Review: I must first congratulate Sue Townsend on her remarkable acheivements with young Adrian Albert Mole. I have read The Secret Diary and The Growing Pains about 4 times each, but I never get tired or bored of it.

Adrian is starts off as a 13 year old Intellectual, living in a house with his pathetic parents and his companion(the dog!) He has much to say about World Politics and Communism, and has a bitter-sweet imagination. As an Intellectual, he finds it difficult to live in a home where he is not noticed, and in a world where people kill themselves, and corruption ruled the world!

He also has a thirst for Great English Literature, and he never turns away from it. After reading many Classic books: "Animal Farm, Wuthering Heights, etc" he decides that Poetry and novels is what he wants! He wants to become a poet, and submits numerous poems to the BBC, but they fail to get published, but young Mole is a fighter, and he never gives up!

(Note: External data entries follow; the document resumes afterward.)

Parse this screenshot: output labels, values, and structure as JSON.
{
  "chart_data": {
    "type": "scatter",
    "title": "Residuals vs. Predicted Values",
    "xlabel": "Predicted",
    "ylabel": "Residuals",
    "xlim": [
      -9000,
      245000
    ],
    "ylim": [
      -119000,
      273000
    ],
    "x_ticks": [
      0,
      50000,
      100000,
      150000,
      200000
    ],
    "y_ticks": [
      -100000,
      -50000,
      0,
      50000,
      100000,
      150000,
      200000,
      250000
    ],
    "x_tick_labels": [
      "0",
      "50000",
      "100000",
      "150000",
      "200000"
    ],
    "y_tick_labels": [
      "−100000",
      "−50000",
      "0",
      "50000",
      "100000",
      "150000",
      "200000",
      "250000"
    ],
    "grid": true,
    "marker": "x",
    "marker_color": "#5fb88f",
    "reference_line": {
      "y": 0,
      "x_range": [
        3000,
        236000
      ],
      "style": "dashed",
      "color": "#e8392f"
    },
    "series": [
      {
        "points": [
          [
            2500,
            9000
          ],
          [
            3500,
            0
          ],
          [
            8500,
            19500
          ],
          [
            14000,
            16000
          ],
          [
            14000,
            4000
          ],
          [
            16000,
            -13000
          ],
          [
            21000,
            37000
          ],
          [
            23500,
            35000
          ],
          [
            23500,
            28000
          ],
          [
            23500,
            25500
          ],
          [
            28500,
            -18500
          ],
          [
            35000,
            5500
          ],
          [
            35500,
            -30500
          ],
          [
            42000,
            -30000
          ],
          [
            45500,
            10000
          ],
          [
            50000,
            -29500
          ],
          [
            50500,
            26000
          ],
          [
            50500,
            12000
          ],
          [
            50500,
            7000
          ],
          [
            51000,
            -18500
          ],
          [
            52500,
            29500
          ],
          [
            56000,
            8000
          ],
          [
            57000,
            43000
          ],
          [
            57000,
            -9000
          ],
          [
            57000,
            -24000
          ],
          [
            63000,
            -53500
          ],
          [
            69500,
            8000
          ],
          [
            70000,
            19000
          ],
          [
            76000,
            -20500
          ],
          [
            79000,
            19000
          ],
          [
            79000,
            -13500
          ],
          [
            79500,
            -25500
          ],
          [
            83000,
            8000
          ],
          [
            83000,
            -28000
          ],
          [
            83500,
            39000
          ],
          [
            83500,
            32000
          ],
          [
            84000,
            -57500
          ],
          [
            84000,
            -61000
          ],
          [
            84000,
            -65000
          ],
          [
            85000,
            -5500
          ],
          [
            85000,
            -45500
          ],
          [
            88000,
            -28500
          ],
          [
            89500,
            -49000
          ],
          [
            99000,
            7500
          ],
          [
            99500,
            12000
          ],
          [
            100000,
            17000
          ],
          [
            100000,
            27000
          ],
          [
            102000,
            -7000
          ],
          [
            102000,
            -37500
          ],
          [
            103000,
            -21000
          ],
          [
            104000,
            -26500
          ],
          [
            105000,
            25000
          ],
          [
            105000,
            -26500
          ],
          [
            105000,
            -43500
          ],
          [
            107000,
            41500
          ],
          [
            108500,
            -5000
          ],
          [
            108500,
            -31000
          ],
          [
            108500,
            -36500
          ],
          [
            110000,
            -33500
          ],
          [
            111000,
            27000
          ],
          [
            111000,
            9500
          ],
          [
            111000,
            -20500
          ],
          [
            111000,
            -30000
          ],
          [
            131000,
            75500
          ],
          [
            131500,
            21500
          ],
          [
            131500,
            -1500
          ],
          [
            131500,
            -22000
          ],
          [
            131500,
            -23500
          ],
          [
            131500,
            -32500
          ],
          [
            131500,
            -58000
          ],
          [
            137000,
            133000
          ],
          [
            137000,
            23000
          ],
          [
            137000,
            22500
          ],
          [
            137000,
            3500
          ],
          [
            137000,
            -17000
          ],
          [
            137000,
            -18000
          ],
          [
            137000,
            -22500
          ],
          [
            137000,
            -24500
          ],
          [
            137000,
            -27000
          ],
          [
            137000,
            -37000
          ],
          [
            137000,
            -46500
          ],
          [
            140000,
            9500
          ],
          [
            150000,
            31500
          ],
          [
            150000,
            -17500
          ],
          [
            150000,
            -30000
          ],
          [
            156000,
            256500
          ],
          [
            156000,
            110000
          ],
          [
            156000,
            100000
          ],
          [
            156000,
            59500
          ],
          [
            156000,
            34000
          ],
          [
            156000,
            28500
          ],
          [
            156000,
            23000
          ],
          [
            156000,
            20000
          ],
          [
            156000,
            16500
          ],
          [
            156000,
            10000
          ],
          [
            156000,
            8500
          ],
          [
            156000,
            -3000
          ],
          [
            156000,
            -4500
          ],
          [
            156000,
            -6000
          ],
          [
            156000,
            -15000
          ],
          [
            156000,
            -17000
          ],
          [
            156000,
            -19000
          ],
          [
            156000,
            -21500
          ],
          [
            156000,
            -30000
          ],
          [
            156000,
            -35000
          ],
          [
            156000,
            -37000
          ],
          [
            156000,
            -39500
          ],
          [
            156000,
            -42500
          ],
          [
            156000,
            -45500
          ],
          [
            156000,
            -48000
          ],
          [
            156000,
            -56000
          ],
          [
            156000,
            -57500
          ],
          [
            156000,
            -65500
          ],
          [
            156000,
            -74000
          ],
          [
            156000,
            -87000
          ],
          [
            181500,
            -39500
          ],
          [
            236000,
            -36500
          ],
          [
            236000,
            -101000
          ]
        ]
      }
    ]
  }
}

He lives life quite the same, until the treacle-haired love of his life turns up( Pandora Braithwaite). She is smart, gorgeous, and hilariously funny, as stated by A.Mole. But, as he grows older into maturity, he discovers that things will change, and turn very bitter and sweet. But, Mole will always turn out triumphant in the end!

A must read!

Rating: 5 stars
Summary: Totally Funny !
Review: I think Adrian Mole is one of the most funny characters I will ever read of! I think all mid-teens should read it!

Rating: 5 stars
Summary: You will laugh out loud
Review: Fabulously entertaining! I read the first of the series, cover-to-cover in one afternoon then left to buy up the rest of the series and read them one after another. I can't get enough of the Moles! This book has such wit. I was truly upset to get to the end and wanted to just read through the series again. At first, the book's flavor reminded me of Owen from "A Prayer for Owen Meany" by John Irving -- (I ADORED that book) -- but as I read on, the books by Townsend are even better! NOT JUST FOR TEENAGERS! (In fact, much of the humor would be lost on them, I think.) The diaries are full of entries that will make you laugh out loud. I can't imagine anyone not liking this collection. I cerainly wouldn't want them as friends! BUY THIS BOOK NOW!

Rating: 5 stars
Summary: Very funny but also very true
Review: This book is one of the most accurate portrayals of the teenage experience I have ever read. It wasn't too long ago that I was feeling the same anxieties as Adrian. Sue Townsend inject humor into teen angst without trivializing the experience. I found myself laughing constantly because he was doing stuff that I remember myself doing. A definite must-read.

Rating: 5 stars
Summary: Very funny and very touching
Review: I loved this book and I now cherish it with all my heart. It was very, vey funny and I admire any book that can make me laugh outloud. Well done Sue Townsend for giving us Adrian, the teenager from hell.